Her working world is new and different, too, from her previous role as a nurse in a retail clinic. Her job in clinical informatics includes a lot of computer work, meetings, analysis and responsibility. Zink organizes and facilitates changes in the workflow that can impact providers and charting, which means meeting with providers, implementing changes and troubleshooting when things don’t work right. Once a week she has a clinical day, either providing care in the outpatient clinic or ED, or shadowing inpatient healthcare providers in all of the hospital’s departments to get an understanding of the workflows.

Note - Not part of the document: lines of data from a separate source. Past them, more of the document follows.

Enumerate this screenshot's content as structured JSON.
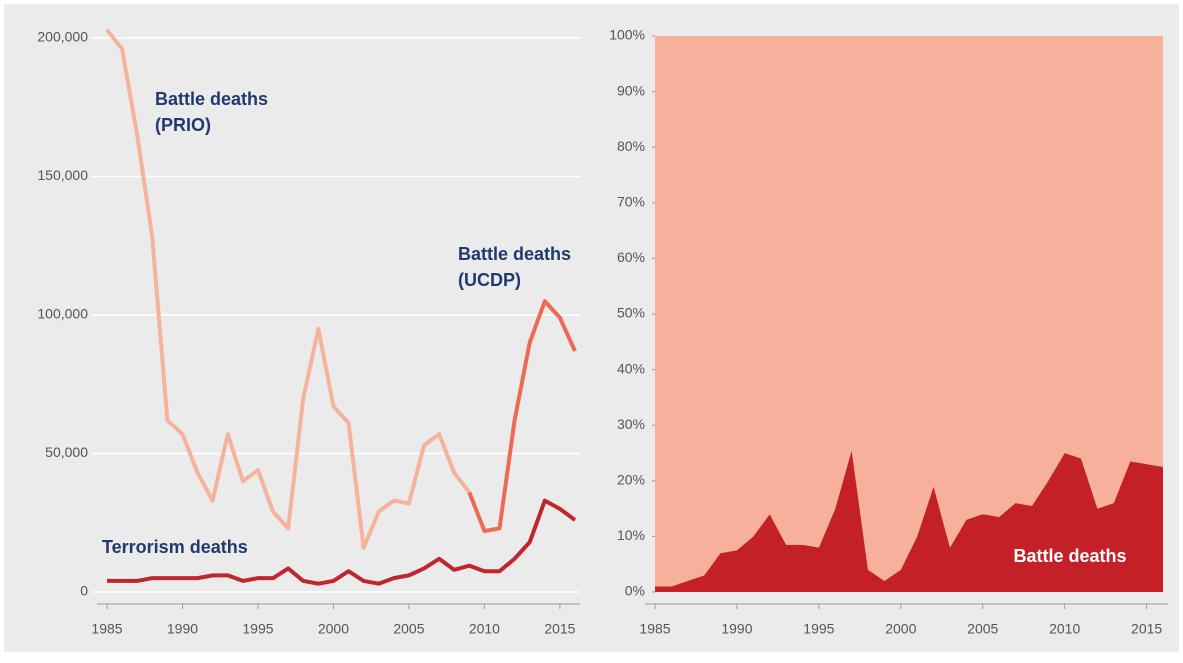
{
  "chart_data": [
    {
      "type": "line",
      "x": [
        1985,
        1986,
        1987,
        1988,
        1989,
        1990,
        1991,
        1992,
        1993,
        1994,
        1995,
        1996,
        1997,
        1998,
        1999,
        2000,
        2001,
        2002,
        2003,
        2004,
        2005,
        2006,
        2007,
        2008,
        2009,
        2010,
        2011,
        2012,
        2013,
        2014,
        2015,
        2016
      ],
      "xlim": [
        1985,
        2016
      ],
      "xticks": [
        1985,
        1990,
        1995,
        2000,
        2005,
        2010,
        2015
      ],
      "ylim": [
        0,
        200000
      ],
      "yticks": [
        0,
        {
          "value": 50000,
          "label": "50,000"
        },
        {
          "value": 100000,
          "label": "100,000"
        },
        {
          "value": 150000,
          "label": "150,000"
        },
        {
          "value": 200000,
          "label": "200,000"
        }
      ],
      "grid": true,
      "series": [
        {
          "name": "Battle deaths (PRIO)",
          "color": "#f6b39b",
          "values": [
            203000,
            196000,
            165000,
            128000,
            62000,
            57000,
            43000,
            33000,
            57000,
            40000,
            44000,
            29000,
            23000,
            70000,
            95000,
            67000,
            61000,
            16000,
            29000,
            33000,
            32000,
            53000,
            57000,
            43000,
            36000,
            null,
            null,
            null,
            null,
            null,
            null,
            null
          ]
        },
        {
          "name": "Battle deaths (UCDP)",
          "color": "#ee6a50",
          "values": [
            null,
            null,
            null,
            null,
            null,
            null,
            null,
            null,
            null,
            null,
            null,
            null,
            null,
            null,
            null,
            null,
            null,
            null,
            null,
            null,
            null,
            null,
            null,
            null,
            36000,
            22000,
            23000,
            62000,
            90000,
            105000,
            99000,
            87000
          ]
        },
        {
          "name": "Terrorism deaths",
          "color": "#c0262d",
          "values": [
            4000,
            4000,
            4000,
            5000,
            5000,
            5000,
            5000,
            6000,
            6000,
            4000,
            5000,
            5000,
            8500,
            4000,
            3000,
            4000,
            7500,
            4000,
            3000,
            5000,
            6000,
            8500,
            12000,
            8000,
            9500,
            7500,
            7500,
            12000,
            18000,
            33000,
            30000,
            26000
          ]
        }
      ],
      "annotations": [
        [
          "Battle deaths",
          "(PRIO)"
        ],
        [
          "Battle deaths",
          "(UCDP)"
        ],
        [
          "Terrorism deaths"
        ]
      ]
    },
    {
      "type": "area",
      "x": [
        1985,
        1986,
        1987,
        1988,
        1989,
        1990,
        1991,
        1992,
        1993,
        1994,
        1995,
        1996,
        1997,
        1998,
        1999,
        2000,
        2001,
        2002,
        2003,
        2004,
        2005,
        2006,
        2007,
        2008,
        2009,
        2010,
        2011,
        2012,
        2013,
        2014,
        2015,
        2016
      ],
      "xlim": [
        1985,
        2016
      ],
      "xticks": [
        1985,
        1990,
        1995,
        2000,
        2005,
        2010,
        2015
      ],
      "ylim": [
        0,
        100
      ],
      "yticks": [
        {
          "value": 0,
          "label": "0%"
        },
        {
          "value": 10,
          "label": "10%"
        },
        {
          "value": 20,
          "label": "20%"
        },
        {
          "value": 30,
          "label": "30%"
        },
        {
          "value": 40,
          "label": "40%"
        },
        {
          "value": 50,
          "label": "50%"
        },
        {
          "value": 60,
          "label": "60%"
        },
        {
          "value": 70,
          "label": "70%"
        },
        {
          "value": 80,
          "label": "80%"
        },
        {
          "value": 90,
          "label": "90%"
        },
        {
          "value": 100,
          "label": "100%"
        }
      ],
      "series": [
        {
          "name": "Terrorism deaths",
          "color": "#c42028",
          "values": [
            1,
            1,
            2,
            3,
            7,
            7.5,
            10,
            14,
            8.5,
            8.5,
            8,
            15,
            25.5,
            4,
            2,
            4,
            10,
            19,
            8,
            13,
            14,
            13.5,
            16,
            15.5,
            20,
            25,
            24,
            15,
            16,
            23.5,
            23,
            22.5
          ]
        },
        {
          "name": "Battle deaths",
          "color": "#f7b09a",
          "values": [
            99,
            99,
            98,
            97,
            93,
            92.5,
            90,
            86,
            91.5,
            91.5,
            92,
            85,
            74.5,
            96,
            98,
            96,
            90,
            81,
            92,
            87,
            86,
            86.5,
            84,
            84.5,
            80,
            75,
            76,
            85,
            84,
            76.5,
            77,
            77.5
          ]
        }
      ]
    }
  ]
}
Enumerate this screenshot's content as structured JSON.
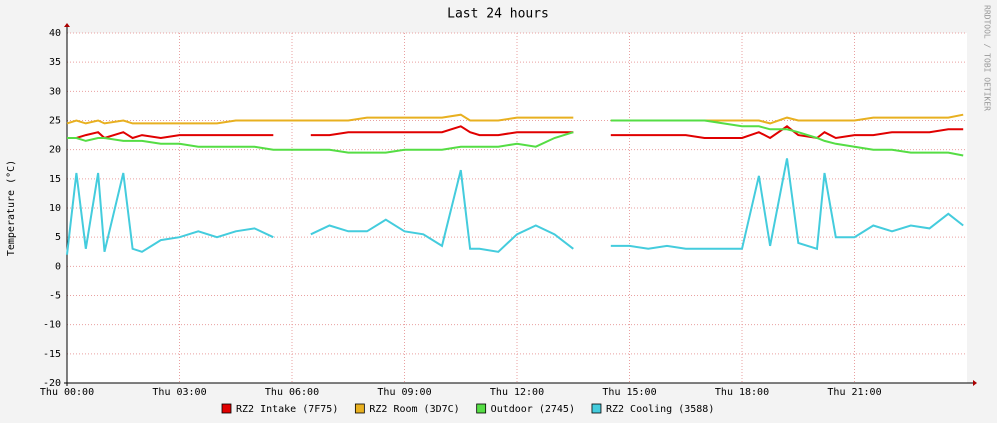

The difference isn’t just in work duties; it’s also in work/life balance. Zink and her family have dinner together every night now. The children enjoy school, where they’ve learned some words in Yup’ik, the local Alaska native language, as well as tribal dances for the yearly dance festival. Boys and girls in Bethel wrestle and enjoy fishing, hunting and picking wild berries. “There are hundreds of miles of nothing but ground cover, and almost all of the ground cover is berry producing,” with blueberries, cranberries, tundra berries, salmon berries and blackberries, Zink said. “We’ll go out, just put our boots on, go out on the tundra and just pick berries for hours.” And they have tried many interesting foods, like musk ox (“best steak ever”), smelts (“Yummy,” says daughter Evie), and Akutaq, the local version of ice cream, made of berries, sugar, oils and fish.

“I really appreciate my education at Ohio State,” Zink said. “It’s one of the best.” Now one year into her three-year contract, the Zinks are waiting a year to decide whether to stay in Alaska or choose a new adventure somewhere else. “I definitely don’t regret that we’ve done this,” Zink said. “It’s fantastic!”